But my second tour of duty in the White House— as a speechwriter for President Bush and Vice President Cheney—was a different experience entirely. There now was hardly any need for me to visit the library—a team of extremely bright young college computer whizzes was always at my beck and call, and they would invariably supply me with more information than I could possibly absorb about the most abstruse and varied subjects. Still, for old time’s sake, I’d sometimes visit the White House library. For the most part, the same librarians were still there, and to my considerable satisfaction, they actually remembered me—I guess I was one of their best customers in the old days. But now the library, though still breathtakingly beautiful, appeared to have fallen on hard times. Gone was the hustle and bustle, the air of excitement, that I recalled so well. Even the librarians themselves, though friendly and helpful as always, seemed curiously listless. It was as though some of the air had gone out of the balloon. Who needs librarians, after all, when you’ve got the boundless riches of the Internet at your disposal?
Have America’s librarians become a vanishing species? My wife received her master’s degree from the Columbia University School of Library Science, yet today that school no longer exists—it expired around the same time that the Soviet Union did. Apparently, the demand for librarians has declined drastically in recent years. And even in my own home, the library that my wife and I lovingly assembled over the years is subject to scorn and ridicule. “If your library had existed in the days before computers,” my younger son recently informed me, “it might have been worth something. Now, it’s worthless.” Nice child.
Well, I intend to prove the little wise guy wrong. All these past years, when equipping my personal library with such weighty tomes as Disraeli by Robert Blake, The Experience of Literatureby Lionel Trilling, and Sabbatai Sevi: The Mystical Messiah by Gershom S. Scholem, I’d say, “This is my retirement reading.” Now, all of a sudden, my retirement is upon me. It’s time I got to work.

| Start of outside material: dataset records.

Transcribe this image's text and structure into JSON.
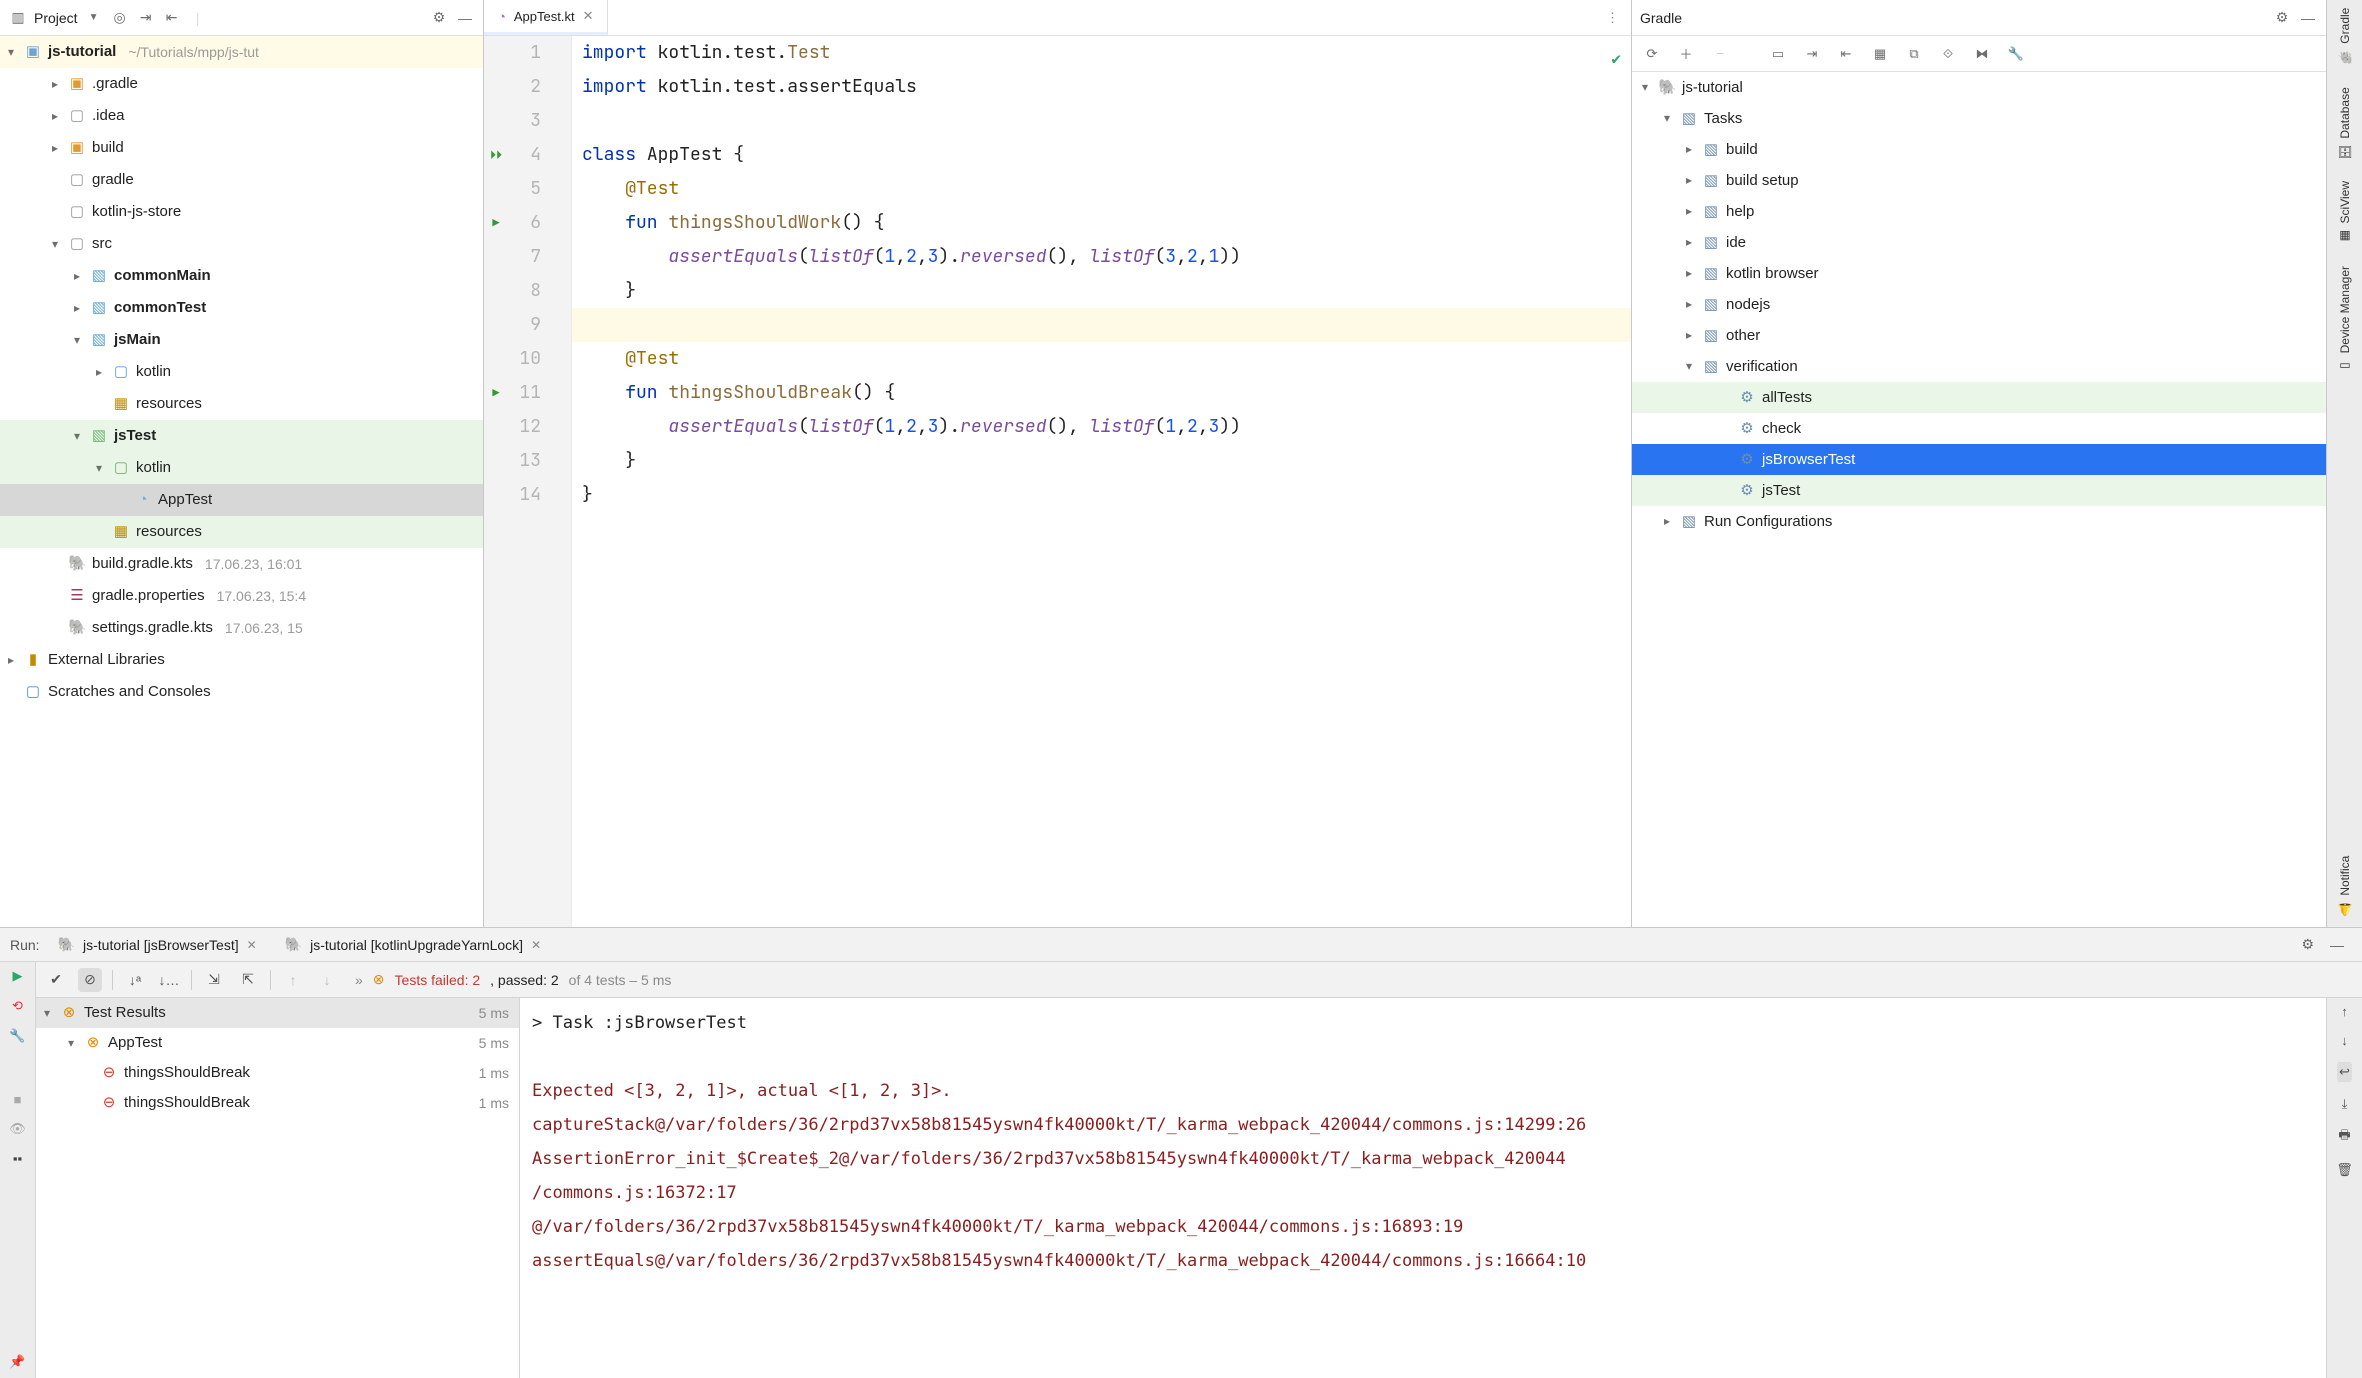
{
  "project_panel": {
    "title": "Project",
    "root": {
      "name": "js-tutorial",
      "path": "~/Tutorials/mpp/js-tut"
    },
    "items": [
      {
        "label": ".gradle",
        "indent": 2,
        "arrow": "right",
        "icon": "folder-orange"
      },
      {
        "label": ".idea",
        "indent": 2,
        "arrow": "right",
        "icon": "folder-gray"
      },
      {
        "label": "build",
        "indent": 2,
        "arrow": "right",
        "icon": "folder-orange"
      },
      {
        "label": "gradle",
        "indent": 2,
        "arrow": "none",
        "icon": "folder-gray"
      },
      {
        "label": "kotlin-js-store",
        "indent": 2,
        "arrow": "none",
        "icon": "folder-gray"
      },
      {
        "label": "src",
        "indent": 2,
        "arrow": "down",
        "icon": "folder-gray"
      },
      {
        "label": "commonMain",
        "indent": 3,
        "arrow": "right",
        "icon": "mod-blue",
        "bold": true
      },
      {
        "label": "commonTest",
        "indent": 3,
        "arrow": "right",
        "icon": "mod-blue",
        "bold": true
      },
      {
        "label": "jsMain",
        "indent": 3,
        "arrow": "down",
        "icon": "mod-blue",
        "bold": true
      },
      {
        "label": "kotlin",
        "indent": 4,
        "arrow": "right",
        "icon": "folder-blue"
      },
      {
        "label": "resources",
        "indent": 4,
        "arrow": "none",
        "icon": "res"
      },
      {
        "label": "jsTest",
        "indent": 3,
        "arrow": "down",
        "icon": "mod-green",
        "bold": true,
        "hl": "green"
      },
      {
        "label": "kotlin",
        "indent": 4,
        "arrow": "down",
        "icon": "folder-green",
        "hl": "green"
      },
      {
        "label": "AppTest",
        "indent": 5,
        "arrow": "none",
        "icon": "kfile",
        "hl": "gray"
      },
      {
        "label": "resources",
        "indent": 4,
        "arrow": "none",
        "icon": "res",
        "hl": "green"
      },
      {
        "label": "build.gradle.kts",
        "indent": 2,
        "arrow": "none",
        "icon": "gradle",
        "side": "17.06.23, 16:01"
      },
      {
        "label": "gradle.properties",
        "indent": 2,
        "arrow": "none",
        "icon": "props",
        "side": "17.06.23, 15:4"
      },
      {
        "label": "settings.gradle.kts",
        "indent": 2,
        "arrow": "none",
        "icon": "gradle",
        "side": "17.06.23, 15"
      }
    ],
    "external_libs": "External Libraries",
    "scratches": "Scratches and Consoles"
  },
  "editor": {
    "tab_name": "AppTest.kt",
    "lines_count": 14,
    "gutter_run": {
      "4": "double",
      "6": "single",
      "11": "single"
    }
  },
  "gradle": {
    "title": "Gradle",
    "root": "js-tutorial",
    "tasks_label": "Tasks",
    "groups": [
      {
        "label": "build"
      },
      {
        "label": "build setup"
      },
      {
        "label": "help"
      },
      {
        "label": "ide"
      },
      {
        "label": "kotlin browser"
      },
      {
        "label": "nodejs"
      },
      {
        "label": "other"
      }
    ],
    "verification_label": "verification",
    "verification_tasks": [
      {
        "name": "allTests",
        "hl": "green"
      },
      {
        "name": "check"
      },
      {
        "name": "jsBrowserTest",
        "hl": "blue"
      },
      {
        "name": "jsTest",
        "hl": "green"
      }
    ],
    "run_conf": "Run Configurations"
  },
  "right_rail": {
    "gradle": "Gradle",
    "database": "Database",
    "sciview": "SciView",
    "device_manager": "Device Manager",
    "notifica": "Notifica"
  },
  "run": {
    "label": "Run:",
    "tab1": "js-tutorial [jsBrowserTest]",
    "tab2": "js-tutorial [kotlinUpgradeYarnLock]",
    "summary": {
      "fail_prefix": "Tests failed: ",
      "fail_n": "2",
      "pass_prefix": ", passed: ",
      "pass_n": "2",
      "suffix": " of 4 tests – 5 ms"
    },
    "tree": {
      "root": "Test Results",
      "root_dur": "5 ms",
      "class": "AppTest",
      "class_dur": "5 ms",
      "t1": "thingsShouldBreak",
      "t1_dur": "1 ms",
      "t2": "thingsShouldBreak",
      "t2_dur": "1 ms"
    },
    "console": {
      "task": "> Task :jsBrowserTest",
      "err1": "Expected <[3, 2, 1]>, actual <[1, 2, 3]>.",
      "err2": "captureStack@/var/folders/36/2rpd37vx58b81545yswn4fk40000kt/T/_karma_webpack_420044/commons.js:14299:26",
      "err3": "AssertionError_init_$Create$_2@/var/folders/36/2rpd37vx58b81545yswn4fk40000kt/T/_karma_webpack_420044",
      "err3b": " /commons.js:16372:17",
      "err4": "@/var/folders/36/2rpd37vx58b81545yswn4fk40000kt/T/_karma_webpack_420044/commons.js:16893:19",
      "err5": "assertEquals@/var/folders/36/2rpd37vx58b81545yswn4fk40000kt/T/_karma_webpack_420044/commons.js:16664:10"
    }
  }
}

Joe didn't stay retired long—he took a job at the Heritage Foundation, which he enjoyed, and whose tribute to Joe is here. I don't know how much of his library he had time to make his way through before his untimely death. But Joe lived a full (if unfortunately too short) life, and he lived a life very much worth living. We, his friends and admirers, join his beloved wife Janie, his sons Lewis and Phillip, and his family in mourning his passing.